All of us need to be prodded or encouraged – converted away from our sinful selves, away from our attachment to PRIDE or FEAR or INDIFFERENCE.
But the prescription is that we need the love of God and love of neighbor – including the love of parents, teachers, friends – in order to be healed in this way.
But, forgiveness and the sacrifice of Christ’s body and blood is a gift from outside, his life laid down for us. And, we PROCLAIM it each day: e.g., “Lord, I am not worthy to have you enter under my roof but only say the word and my soul shall be healed… ”
[__08__] What is peculiar about this moment for many who are here this Sunday at Mass is their allegiance and connection to Our Lady of Lourdes School.

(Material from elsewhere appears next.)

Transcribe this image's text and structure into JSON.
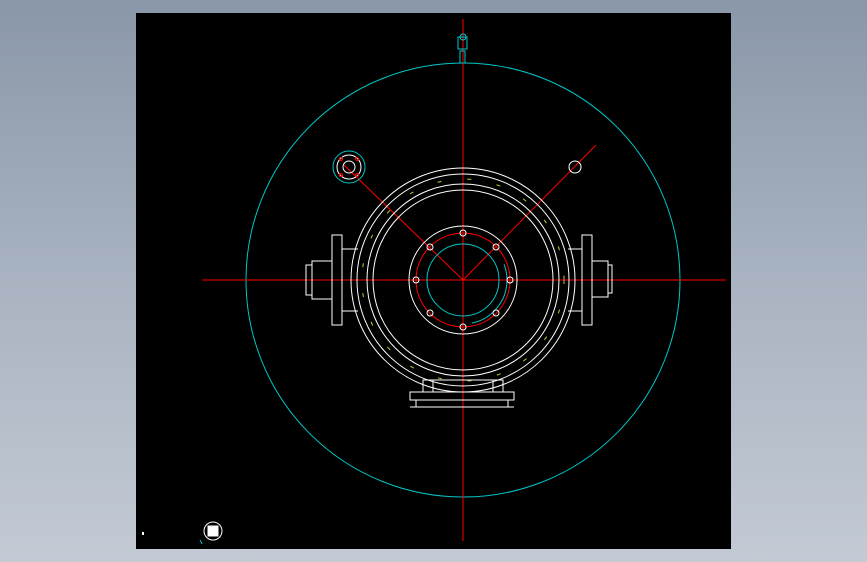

We welcome our school alumnae and alumni who are here to recall there time at 100 Valley Way and friends they made, and lessons learned…some of which involved books and paper.
[__09__] To recall our school days, we recall that education and learning often prescribes …rules, guidelines and may even be recalled as austere or strict or not always fun.
But, in all of this prescribing and prescription, is there not contained also some lessons that we could not teach ourselves that we could not have possibly learned on our own, and even both the moments when we felt either successful or unsuccessful at school, there were prescriptions of mercy from the sisters who taught us, from the teachers who taught us.. from many.
And, that we needed the help of so many teachers, and a good school principal, and aides, and classmates and our parents, to take and receive the “medicine” / “homework” that was prescribed.
And, now as alumni and alumnae we can give thanks for this education to proclaim it to others and to remember that in our own pursuit of wisdom and knowledge, it is not only our intelligence that counts or how fast we got it that mattered…. Or what percentile we were in… but but that we were together and remain together, persevering, that it is our faith that saved us.